Cochlear implants are a decades-old invention that uses electricity to stimulate or bypass deadened auditory nerves in order to trick the brain into "hearing" something. Many people who suffer hearing loss use these implants to restore at least some of their ability to experience sounds.
The problem with the traditional cochlear implant is that electricity isn't as nuanced as audio waves, which makes it a relatively poor replacement. Light, on the other hand, seems to work just fine.
Tobias Moser, one of the authors on the study, told Futurism:
The optical cochlear implant should provide a fundamental advance of hearing restoration towards more natural hearing.
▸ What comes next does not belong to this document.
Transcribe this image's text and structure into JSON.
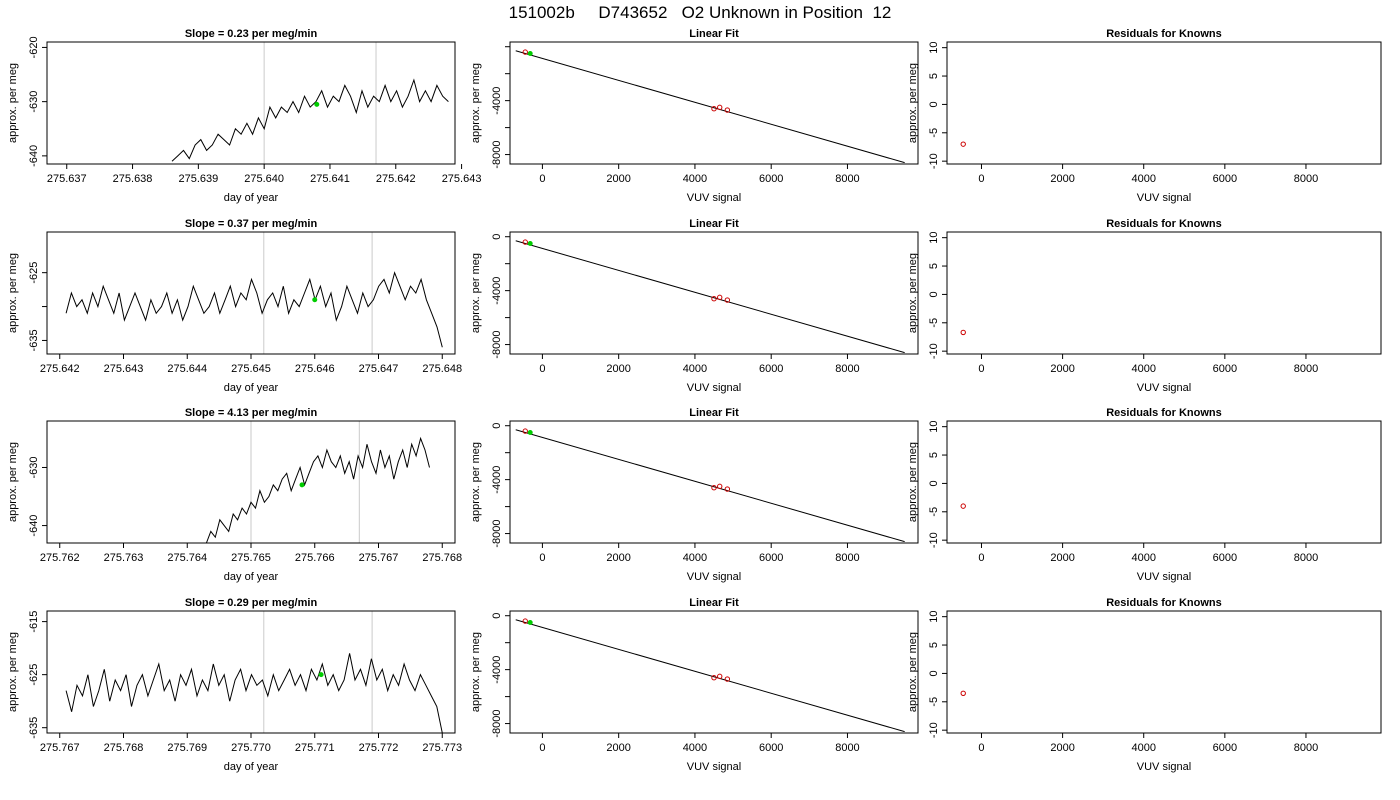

Since light can be better confined than electrical current, the number of independent frequency channels is expected to be greater in the optical CI. This, we think, will provide more frequency resolution of sound coding enabling the user to better separate similar sounds, understand speech in the noise, and appreciate melodies.
In order to make the device work, the team genetically modified the gerbils by injecting a gene directly into their inner ear, using a specialty virus to deliver it. The gene altered the animals' neuronal receptivity so that their cochlear nerves could process the signals produced by light as though they were sound.
The gerbils were previously trained to jump over an obstacle when they heard an audio alarm. To determine the effectiveness of the new light-emitting cochlear implants, the team used them to stimulate the gerbil's auditory nerves in a simulation of the alarm sound. According to the researchers' white paper, it was a success. The gerbils responded to the light by jumping over the obstacles the same as if they were hearing the alarm sound.
The researchers are optimistic their research could lay the ground work for more responsive and better sounding cochlear implants, but they also acknowledge this is early stage research still in the "proof of concept" stage.
It could be a long time before these kinds of implants are ready for human trials, but the promise of a better tool in the fight against hearing loss already sounds pretty good.